In [2]:
from __future__ import division, absolute_import, print_function

In [1]:
import numpy as np
from wgomoku import UCT_Node, PolicyAdapter, GomokuEnvironment, GomokuState

# MCTS with UCB and policy support

In [2]:
def uct_search(game_state, policy, num_reads, verbose=0, rollout_delay=0):
    """
    """
    def _is_terminal(value):
        return value == 1 or value == -1
    
    def _choose_from(distr):
        return np.random.choice(range(5), 1, p=distr)[0]
    
    count = [0,0,0]
    root = UCT_Node(game_state)
    for read_count in range(num_reads):

        # UCB-driven selection
        leaf = root.select_leaf()
        
        # policy-advised rollout until terminal state
        leaf_priors, _,  value_estimate = policy.evaluate(leaf.game_state)

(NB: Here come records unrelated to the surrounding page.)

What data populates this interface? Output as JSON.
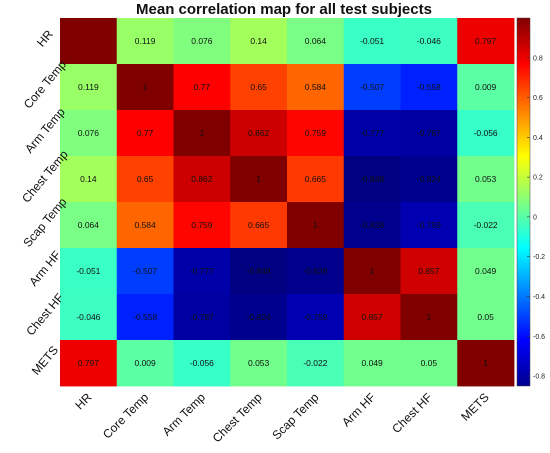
{
  "chart_data": {
    "type": "heatmap",
    "title": "Mean correlation map for all test subjects",
    "variables": [
      "HR",
      "Core Temp",
      "Arm Temp",
      "Chest Temp",
      "Scap Temp",
      "Arm HF",
      "Chest HF",
      "METS"
    ],
    "matrix": [
      [
        1,
        0.119,
        0.076,
        0.14,
        0.064,
        -0.051,
        -0.046,
        0.797
      ],
      [
        0.119,
        1,
        0.77,
        0.65,
        0.584,
        -0.507,
        -0.558,
        0.009
      ],
      [
        0.076,
        0.77,
        1,
        0.862,
        0.759,
        -0.777,
        -0.787,
        -0.056
      ],
      [
        0.14,
        0.65,
        0.862,
        1,
        0.665,
        -0.848,
        -0.824,
        0.053
      ],
      [
        0.064,
        0.584,
        0.759,
        0.665,
        1,
        -0.828,
        -0.759,
        -0.022
      ],
      [
        -0.051,
        -0.507,
        -0.777,
        -0.848,
        -0.828,
        1,
        0.857,
        0.049
      ],
      [
        -0.046,
        -0.558,
        -0.787,
        -0.824,
        -0.759,
        0.857,
        1,
        0.05
      ],
      [
        0.797,
        0.009,
        -0.056,
        0.053,
        -0.022,
        0.049,
        0.05,
        1
      ]
    ],
    "cell_labels": [
      [
        "",
        "0.119",
        "0.076",
        "0.14",
        "0.064",
        "-0.051",
        "-0.046",
        "0.797"
      ],
      [
        "0.119",
        "1",
        "0.77",
        "0.65",
        "0.584",
        "-0.507",
        "-0.558",
        "0.009"
      ],
      [
        "0.076",
        "0.77",
        "1",
        "0.862",
        "0.759",
        "-0.777",
        "-0.787",
        "-0.056"
      ],
      [
        "0.14",
        "0.65",
        "0.862",
        "1",
        "0.665",
        "-0.848",
        "-0.824",
        "0.053"
      ],
      [
        "0.064",
        "0.584",
        "0.759",
        "0.665",
        "1",
        "-0.828",
        "-0.759",
        "-0.022"
      ],
      [
        "-0.051",
        "-0.507",
        "-0.777",
        "-0.848",
        "-0.828",
        "1",
        "0.857",
        "0.049"
      ],
      [
        "-0.046",
        "-0.558",
        "-0.787",
        "-0.824",
        "-0.759",
        "0.857",
        "1",
        "0.05"
      ],
      [
        "0.797",
        "0.009",
        "-0.056",
        "0.053",
        "-0.022",
        "0.049",
        "0.05",
        "1"
      ]
    ],
    "colorbar": {
      "colormap": "jet",
      "range": [
        -0.85,
        1
      ],
      "ticks": [
        -0.8,
        -0.6,
        -0.4,
        -0.2,
        0,
        0.2,
        0.4,
        0.6,
        0.8
      ],
      "placement": "right"
    }
  }
}
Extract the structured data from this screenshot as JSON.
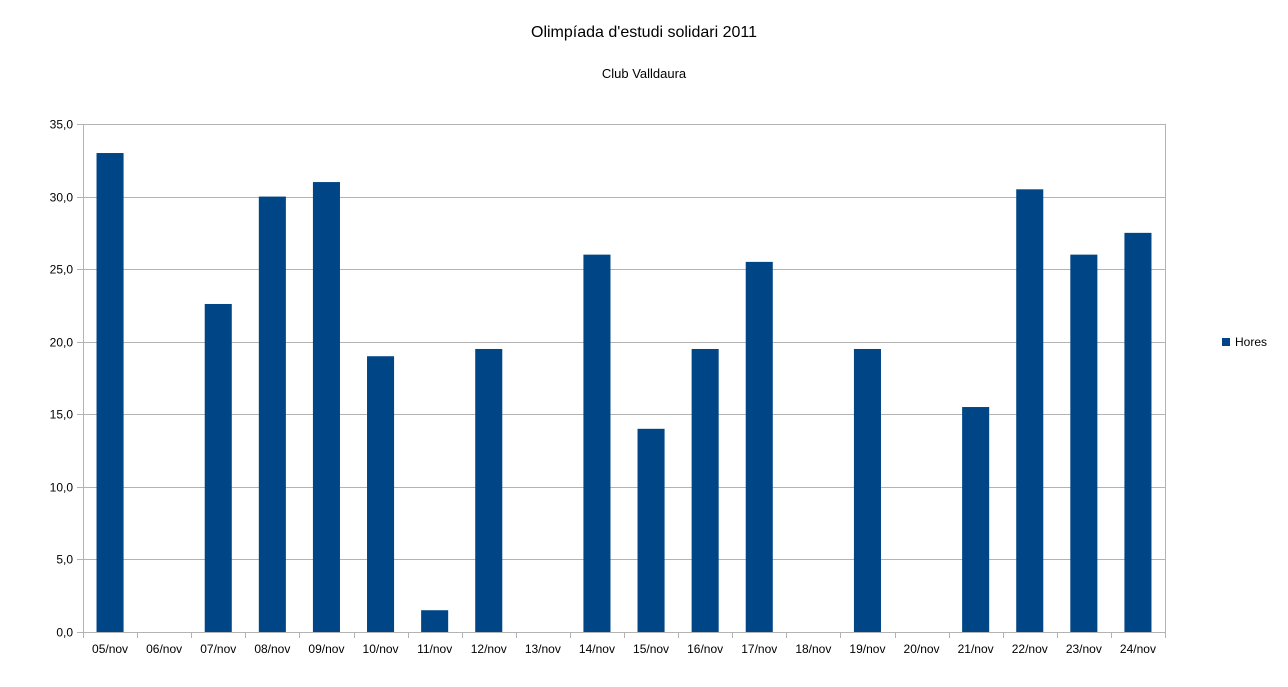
{
  "chart_data": {
    "type": "bar",
    "title": "Olimpíada d'estudi solidari 2011",
    "subtitle": "Club Valldaura",
    "xlabel": "",
    "ylabel": "",
    "ylim": [
      0,
      35
    ],
    "y_ticks": [
      "0,0",
      "5,0",
      "10,0",
      "15,0",
      "20,0",
      "25,0",
      "30,0",
      "35,0"
    ],
    "categories": [
      "05/nov",
      "06/nov",
      "07/nov",
      "08/nov",
      "09/nov",
      "10/nov",
      "11/nov",
      "12/nov",
      "13/nov",
      "14/nov",
      "15/nov",
      "16/nov",
      "17/nov",
      "18/nov",
      "19/nov",
      "20/nov",
      "21/nov",
      "22/nov",
      "23/nov",
      "24/nov"
    ],
    "series": [
      {
        "name": "Hores",
        "color": "#004586",
        "values": [
          33,
          0,
          22.6,
          30,
          31,
          19,
          1.5,
          19.5,
          0,
          26,
          14,
          19.5,
          25.5,
          0,
          19.5,
          0,
          15.5,
          30.5,
          26,
          27.5
        ]
      }
    ],
    "grid": true,
    "legend_position": "right"
  }
}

        priors = leaf_priors
        game = leaf.game_state
        
        if read_count > rollout_delay:
            while value_estimate == 0:
                move = _choose_from(priors)
                game = game.play(move)
                priors, _,  value_estimate = policy.evaluate(game, view_point = leaf.game_state.to_play )
        
        count[value_estimate+1] += 1

        if _is_terminal(value_estimate):
            if verbose > 1:
                print(leaf, leaf.game_state)
            leaf.backup(value_estimate)
        else:
            # Only expand non-terminal states
            leaf.expand(leaf_priors)
            
    if verbose > 0:
        print("Counts: %s" % count)
    move, _ = max(root.children.items(), 
               key = lambda item: item[1].number_visits)
    return root, move

In [3]:
from copy import deepcopy
class SillyGame: 
    
    def __init__(self, board):
        self.legal_actions = [1,2,3,4]
        self.n_actions = len(self.legal_actions)
        self.total = 0
        self.to_play = 1
        self.board=board

    def play(self, move):     
        if self.total + move >= len(self.board):            
            print(self)
            raise ValueError("Beyond boundary: Pos=%s, Move=%s" % (self.total,move))
        if not move in self.legal_actions:
            raise ValueError("Not a legal move: %s" %move)
        cp = deepcopy(self)
        cp.to_play *= -1
        cp.total += move
        return cp
    
    def __repr__(self):
        stone = 'x' if self.to_play==1 else 'o'
        board = self.board[:self.total] + stone + self.board[self.total+1:]
        return ("total: %02d, %s" % (self.total, board))
    

In [4]:
class SillyPolicy:

    def __init__(self, lookahead=False):
        self.lookahead = lookahead
    
    def _is_done(self, board, total):
        return board[total] == 'I'
            
    def evaluate(self, game, view_point=1):
        """
        The game is over, once any player has stepped on a mine ('I'). The other
        (obviously) has won, then. If view_point==1 (black), evaluate returns +1,
        if the next move (to_play) would be black: i.e. white stepped on the mine.
        """
        if self._is_done(game.board, game.total):
            # the opponent (previous player) lost -> I won
            return [0,0,0,0,0], 0, view_point * game.to_play
        else: 
            distr = [0,0,0,0,0]
            array = [1,2,3,4]
            np.random.shuffle(array)
            if not self.lookahead:
                return [0., .25,  .25,  .25,  .25], array[0], 0
            for n in array:
                
                #
                #  TODO: This logic is ill. It'll default to n=1 unless that's fatal
                #  then 2 unless that's fatal, etc.
                #
                if not self._is_done(game.board, game.total+n):
                    distr[n] = 1
                    return distr, n, 0
            # Can't move -> from the viewpoint of the one to play: Bad!
            return distr, 0, - view_point * game.to_play
                    

In [5]:
p = SillyPolicy()
g = SillyGame('..-...I-.II.-....-III....-....-IIII')
print(g)
p._is_done(g.board, 6), p._is_done(g.board, 7)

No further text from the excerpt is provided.